Gençlerimizin ve insanımızın içine düştüğü bu manevi problemlerinin kaynağında Avrupa-i/batılı hayat tarzına gösterilen imrenme, özenti, taklitçilik ve bunlardan kaynaklı problemler yatmaktadır. Gençlerin kişiliklerinin olgunlaşmasında ve psikolojik sorunlarını aşmalarında dini inanç ve duygular etkileyici bir faktördür. Gençliği ideal manada yetiştirebilmemiz için onlara Kur’an’ın gösterdiği ideal örnekleri model olarak sunmamız önem arz etmektedir.

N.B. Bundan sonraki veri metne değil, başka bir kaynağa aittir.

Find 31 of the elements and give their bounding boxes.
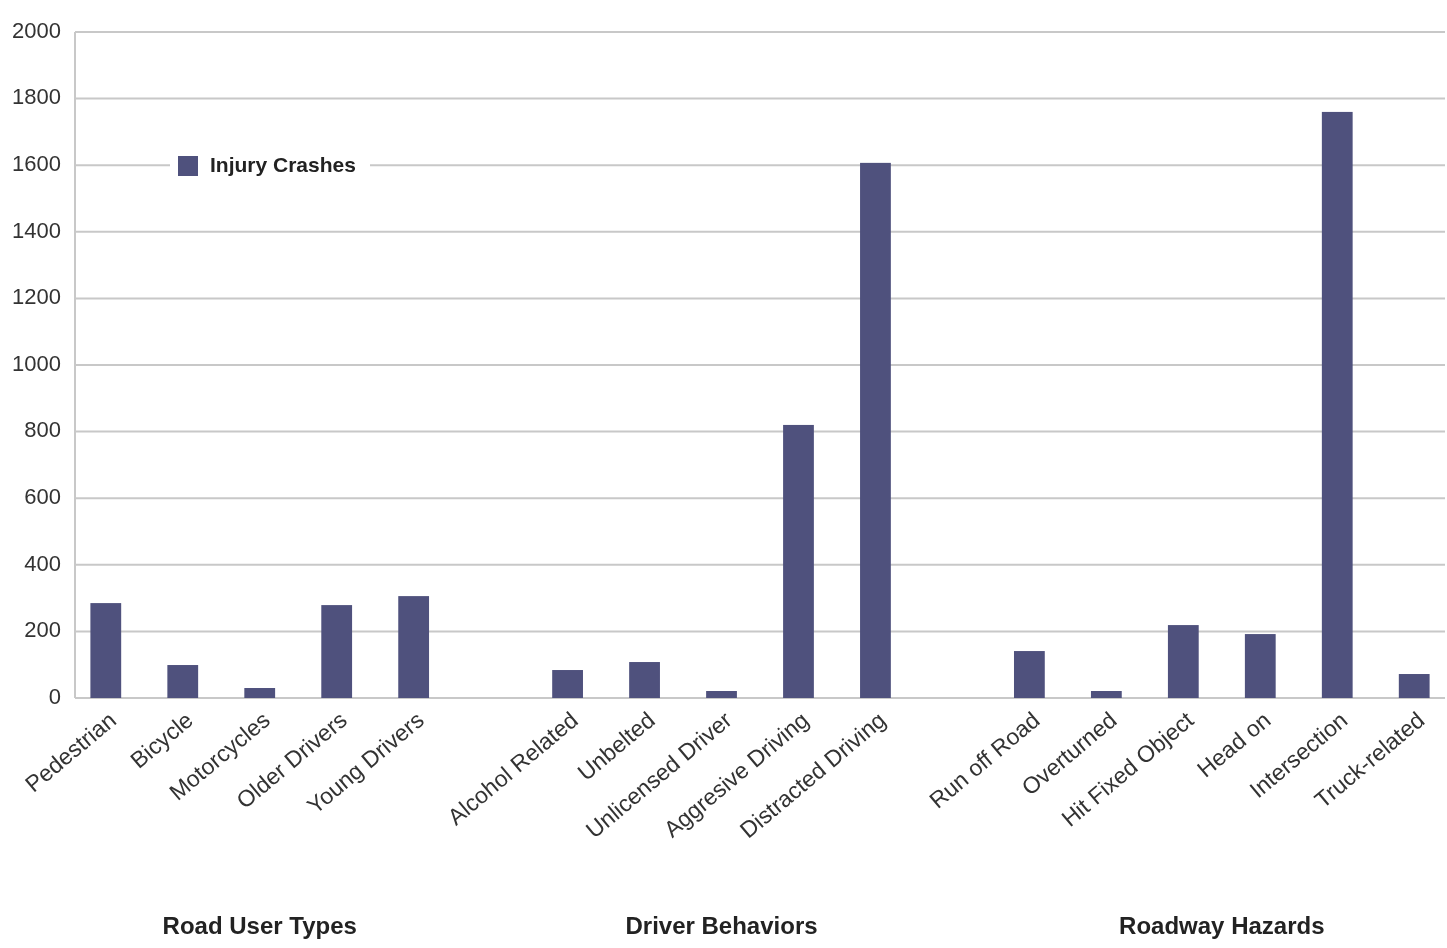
bar (1321, 111, 1353, 698)
bar (398, 596, 430, 698)
bar (167, 665, 199, 698)
legend-label: Injury Crashes (210, 152, 356, 176)
bar (706, 691, 737, 698)
bar (1167, 625, 1199, 698)
y-tick-label: 1000 (12, 350, 61, 376)
y-tick-label: 1200 (12, 284, 61, 310)
y-tick-label: 2000 (12, 17, 61, 43)
y-tick-label: 1400 (12, 217, 61, 243)
bar (1398, 674, 1430, 698)
y-tick-label: 200 (24, 617, 61, 643)
bar (1244, 634, 1276, 698)
text: Driver Behaviors (625, 912, 818, 940)
bar (1090, 691, 1122, 698)
text: Road User Types (162, 912, 357, 940)
y-tick-label: 400 (24, 550, 61, 576)
bar (552, 670, 583, 698)
y-tick-label: 800 (24, 417, 61, 443)
y-tick-label: 1800 (12, 84, 61, 110)
y-tick-label: 1600 (12, 151, 61, 177)
y-tick-label: 0 (48, 683, 61, 709)
bar (90, 603, 122, 698)
bar (629, 662, 660, 698)
text: Roadway Hazards (1119, 912, 1325, 940)
bar (321, 605, 353, 698)
bar (1013, 651, 1045, 698)
bar (783, 424, 814, 698)
y-tick-label: 600 (24, 484, 61, 510)
bar (860, 162, 891, 698)
bar (244, 688, 276, 698)
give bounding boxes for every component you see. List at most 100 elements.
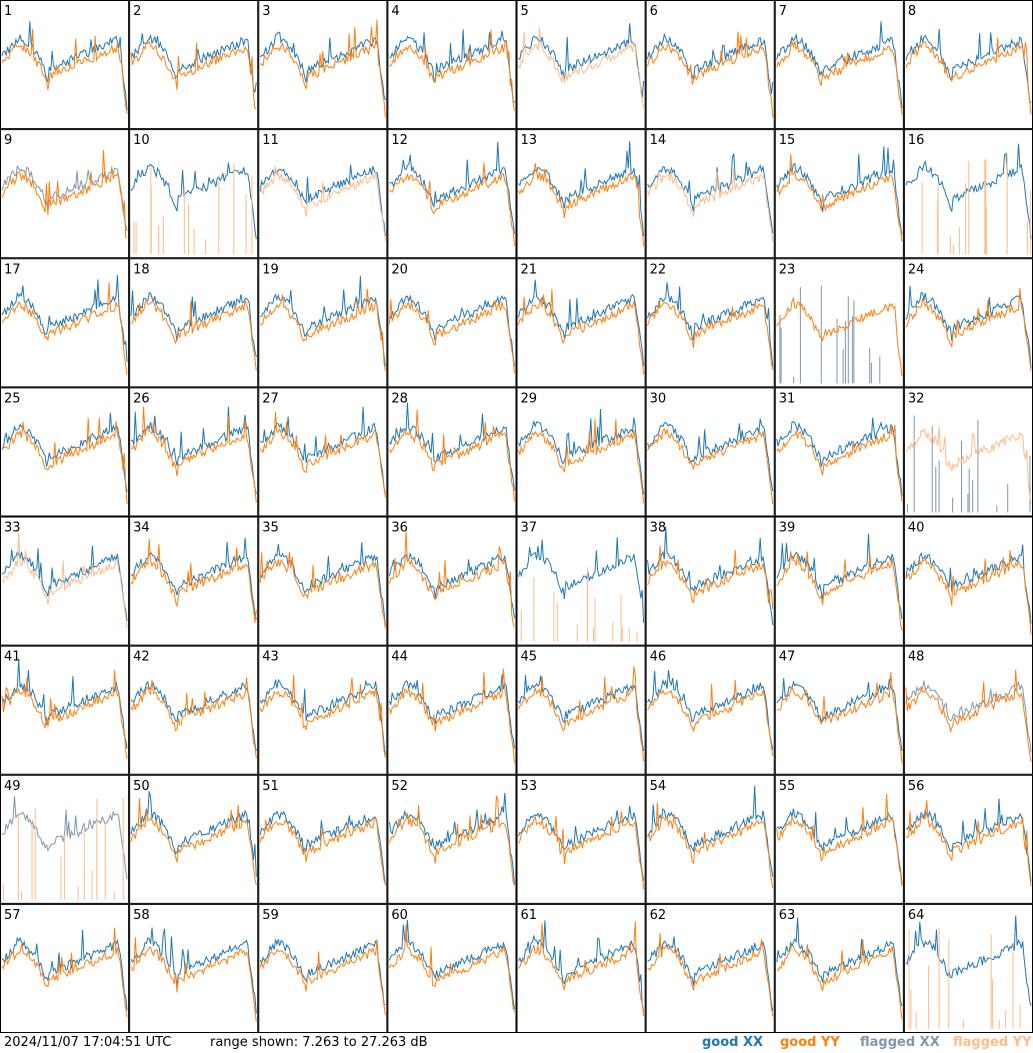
series-good-yy	[518, 163, 645, 247]
panel-frame	[903, 0, 1033, 130]
panel-14: 14	[645, 129, 775, 259]
series-good-yy	[130, 677, 257, 759]
series-flagged-yy	[647, 168, 774, 243]
panel-frame	[645, 516, 775, 646]
panel-label: 5	[521, 4, 529, 19]
series-good-yy	[518, 811, 645, 890]
series-good-yy	[518, 921, 645, 1016]
series-good-yy	[647, 427, 774, 505]
panel-15: 15	[774, 129, 904, 259]
panel-51: 51	[258, 774, 388, 904]
series-flagged-yy	[2, 798, 124, 900]
panel-13: 13	[516, 129, 646, 259]
series-good-xx	[130, 406, 257, 495]
series-good-xx	[1, 275, 128, 362]
series-good-yy	[905, 550, 1032, 635]
panel-label: 53	[521, 779, 538, 794]
panel-frame	[129, 903, 259, 1033]
series-good-yy	[905, 669, 1032, 762]
series-good-xx	[1, 21, 128, 111]
panel-52: 52	[387, 774, 517, 904]
series-flagged-yy	[133, 164, 253, 255]
panel-12: 12	[387, 129, 517, 259]
panel-label: 7	[779, 4, 787, 19]
panel-label: 55	[779, 779, 796, 794]
panel-label: 9	[4, 133, 12, 148]
panel-label: 39	[779, 521, 796, 536]
panel-6: 6	[645, 0, 775, 130]
panel-label: 3	[262, 4, 270, 19]
panel-label: 12	[391, 133, 408, 148]
panel-frame	[258, 903, 388, 1033]
panel-2: 2	[129, 0, 259, 130]
timestamp: 2024/11/07 17:04:51 UTC	[4, 1035, 172, 1050]
panel-label: 62	[650, 908, 667, 923]
footer: 2024/11/07 17:04:51 UTC range shown: 7.2…	[0, 1033, 1033, 1053]
panel-frame	[774, 0, 904, 130]
panel-frame	[0, 387, 130, 517]
panel-41: 41	[0, 645, 130, 775]
panel-label: 37	[521, 521, 538, 536]
panel-label: 15	[779, 133, 796, 148]
panel-frame	[516, 387, 646, 517]
panel-label: 54	[650, 779, 667, 794]
series-good-xx	[1, 659, 128, 749]
panel-label: 47	[779, 650, 796, 665]
panel-label: 35	[262, 521, 279, 536]
panel-42: 42	[129, 645, 259, 775]
panel-44: 44	[387, 645, 517, 775]
panel-frame	[258, 258, 388, 388]
panel-label: 8	[908, 4, 916, 19]
series-flagged-yy	[921, 154, 1031, 255]
panel-frame	[258, 387, 388, 517]
panel-29: 29	[516, 387, 646, 517]
panel-30: 30	[645, 387, 775, 517]
range-label: range shown: 7.263 to 27.263 dB	[210, 1035, 428, 1050]
panel-35: 35	[258, 516, 388, 646]
panel-frame	[387, 129, 517, 259]
panel-frame	[387, 0, 517, 130]
panel-48: 48	[903, 645, 1033, 775]
panel-31: 31	[774, 387, 904, 517]
series-good-yy	[1, 28, 128, 114]
series-good-yy	[388, 531, 515, 628]
series-flagged-yy	[260, 165, 386, 241]
panel-frame	[0, 903, 130, 1033]
panel-label: 49	[4, 779, 21, 794]
series-good-xx	[518, 279, 645, 366]
panel-frame	[516, 774, 646, 904]
panel-label: 56	[908, 779, 925, 794]
series-good-yy	[131, 298, 257, 371]
series-good-yy	[259, 552, 386, 629]
panel-55: 55	[774, 774, 904, 904]
panel-18: 18	[129, 258, 259, 388]
panel-37: 37	[516, 516, 646, 646]
panel-27: 27	[258, 387, 388, 517]
series-good-xx	[259, 31, 386, 101]
series-good-xx	[388, 553, 515, 619]
panel-9: 9	[0, 129, 130, 259]
series-good-yy	[388, 409, 515, 502]
panel-frame	[774, 129, 904, 259]
panel-label: 27	[262, 391, 279, 406]
panel-frame	[129, 516, 259, 646]
series-good-xx	[388, 792, 515, 885]
series-good-xx	[518, 537, 645, 623]
series-flagged-xx	[779, 285, 881, 384]
panel-label: 11	[262, 133, 279, 148]
series-good-yy	[388, 668, 515, 764]
panel-frame	[387, 516, 517, 646]
panel-label: 19	[262, 262, 279, 277]
panel-label: 50	[133, 779, 150, 794]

Her derdin devası olduğuna göre elbette ki bu sorunların da devası vardır ve çözüm yolu Kur’an’dadır, Kur’an’ın gösterdiği “Üsve-i Hasene”lerdedir. Üsve-i Hasene, yani güzel örneklerin peşinden gitmek, onların yolunu takip etmek, o yolda yürümektir. Kur’an-ı Kerim’de bahsi geçen bu örneklerden bir erkek, bir kadın ve bir grup genci konu edinerek gençlik çağımızı nasıl geçirmemiz gerektiğine dair kendimize nasihatler edinebiliriz:
İlk örneğimiz “iffet tükenmez bir hazinedir, iffetini kaybeden her şeyini kaybetmiştir” mesajını veren Hz. Yusuf (as). Züleyha’nın o çirkin davetine karşı şehevi duygularına yenilmeyerek, kardeşlerinin her türlü kötülüğüne rağmen kine karşı affı tercih ederek, şehvet ve kin peşinde koşmanın asıl kölelik olduğunu gösterdi. Hz. Yusuf, bedeni köle olanların ruhlarının özgür kalabileceğinin; zorlukların ve yüksek makamların kimliği ve kişiliği bitirmediğinin, bitiremeyeceğinin en güzel örneğidir.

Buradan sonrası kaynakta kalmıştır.